Agence France-Presse (AFP) re­ported that Herrault told investi­gators earlier this year that “either you agreed to the racket or you left” Syria. Herrault was also re­ported to have confirmed he had “discussions” on the subject with Lafont.

An April report commissioned by LafargeHolcim and seen by AFP, confirmed that the group’s Syrian subsiduary Lafarge Ce­ment Syria (LCS) had paid out ap­proximately $5.6 million from July 2012-September 2014. LCS is also suspected of having used coun­terfeit consulting contracts to dis­guise oil transactions they were making with the Islamic State.

The inquiry comes after a crimi­nal complaint was filed by human rights groups Sherpa and the Eu­ropean Centre for Constitutional and Human Rights (ECCHR) with 11 former Syrian employees of the group who claim they were pres­sured into working at the plant even when it was not safe to do so.

“Businesses that profit from armed conflict situations risk be­ing guilty of grave crimes,” ECCHR General Secretary Wolfgang Kal­eck said in June.

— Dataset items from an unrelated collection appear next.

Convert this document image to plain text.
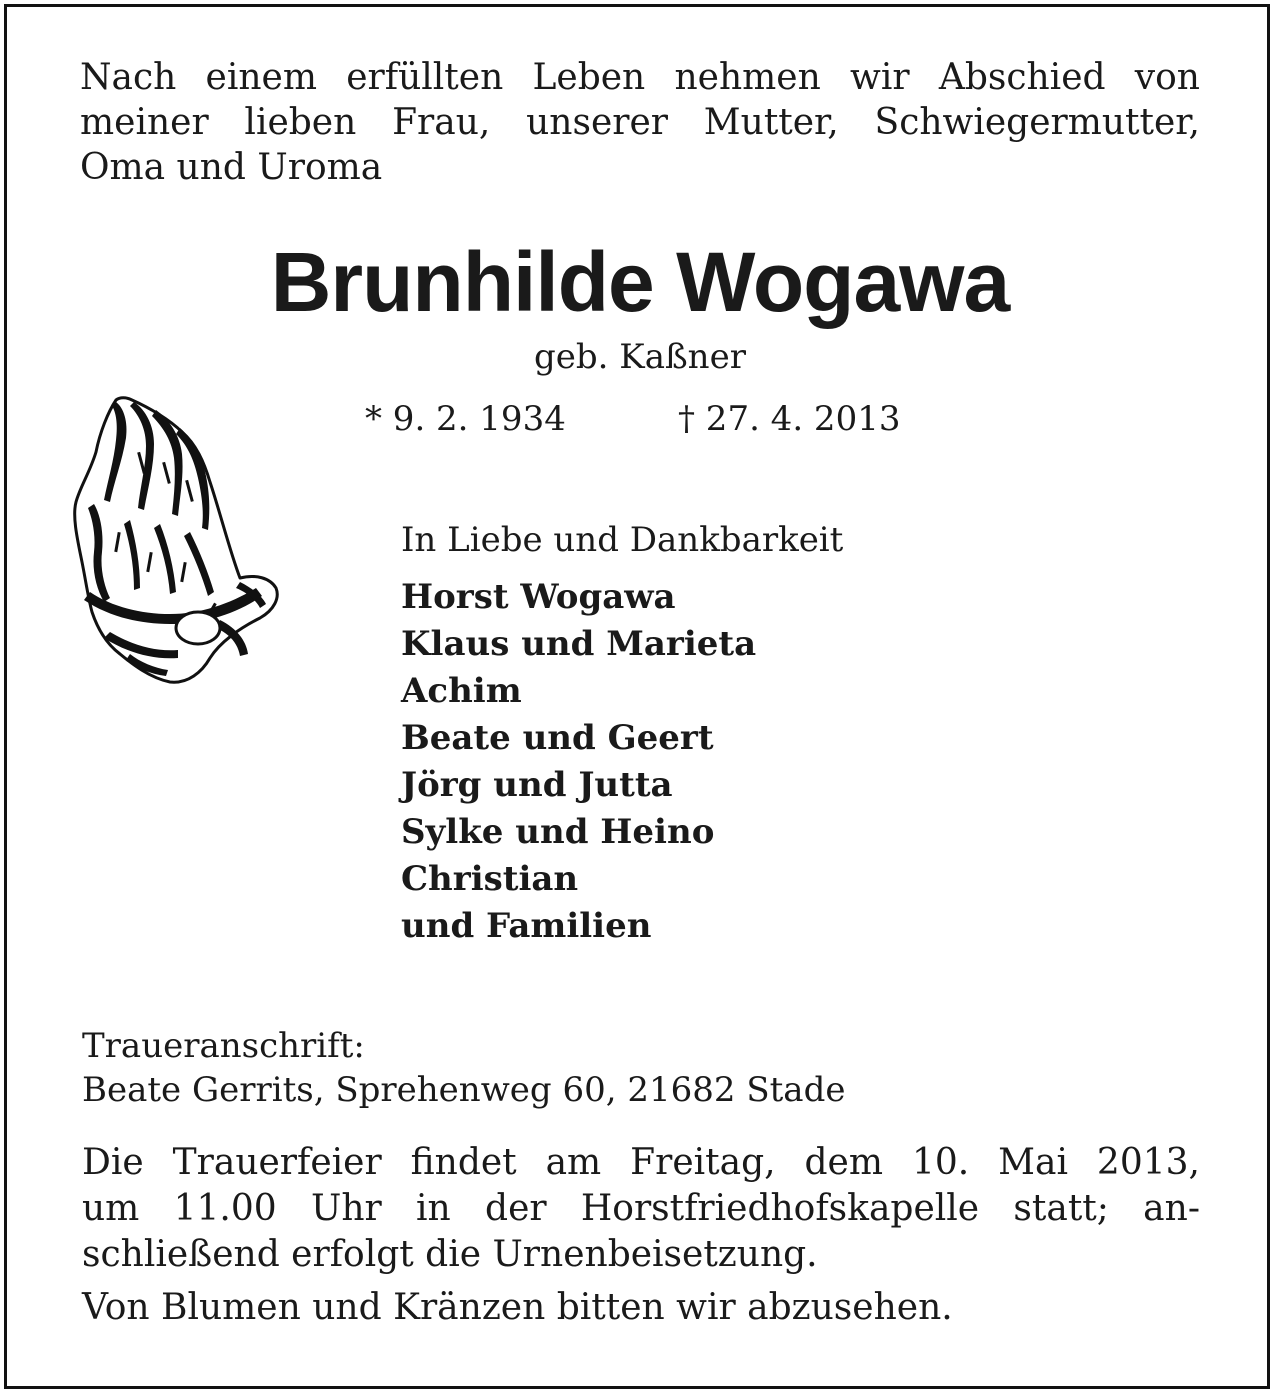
Nach einem erfüllten Leben nehmen wir Abschied von
meiner lieben Frau, unserer Mutter, Schwiegermutter,
Oma und Uroma

Brunhilde Wogawa

geb. Kaßner

* 9. 2. 1934	† 27. 4. 2013

In Liebe und Dankbarkeit

Horst Wogawa
Klaus und Marieta
Achim
Beate und Geert
Jörg und Jutta
Sylke und Heino
Christian
und Familien

Traueranschrift:

Beate Gerrits, Sprehenweg 60, 21682 Stade

Die Trauerfeier findet am Freitag, dem 10. Mai 2013,
um 11.00 Uhr in der Horstfriedhofskapelle statt; an-
schließend erfolgt die Urnenbeisetzung.

Von Blumen und Kränzen bitten wir abzusehen.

The NGOs claim employees’ la­bour rights were violated and that no safety measures were imple­mented by Lafarge to protect em­ployees’ well-being. ECCHR and Sherpa said workers at Lafarge’s Syria plant had to cross dangerous checkpoints controlled by armed groups, including at some point by ISIS, to get to the factory. ECCHR alleges that, by financing a terror­ist enterprise, Lafarge may have been complicit in war crimes and crimes against humanity.

The company’s management team in Syria threatened employ­ees into continuing to work even when they thought it dangerous to do so, the NGOs alleged. Others were said to have had their salaries suspended for absences. Several employees were said to have been victims of kidnapping, including while on their way to work and at the factory.

LafargeHolcim CEO Eric Olsen stepped down in July because of the controversy even though the company had cleared him of wrongdoing.

Lafarge bought the factory near the Syrian border from Egyptian cement company Orascom and Min Ajl Suriya (MAS), a Syrian company owned by business ty­coon Firas Tlass, who retained about a 1% stake in the business af­ter the sale. The company invested $680 million in getting the factory operational by 2010, representing the biggest foreign investment in the country outside the petroleum sector.

In 2012, hostilities forced French nationals managing the plant to flee Syria. Other companies in the region shuttered their operations, though Lafarge continued produc­tion with the plant managed re­motely from Cairo.

“Everyone saw the Lafarge plant as the big cash cow,” an opposition source in the area told the Finan­cial Times in March. “There was money to be made — a big demand for cement at that time.”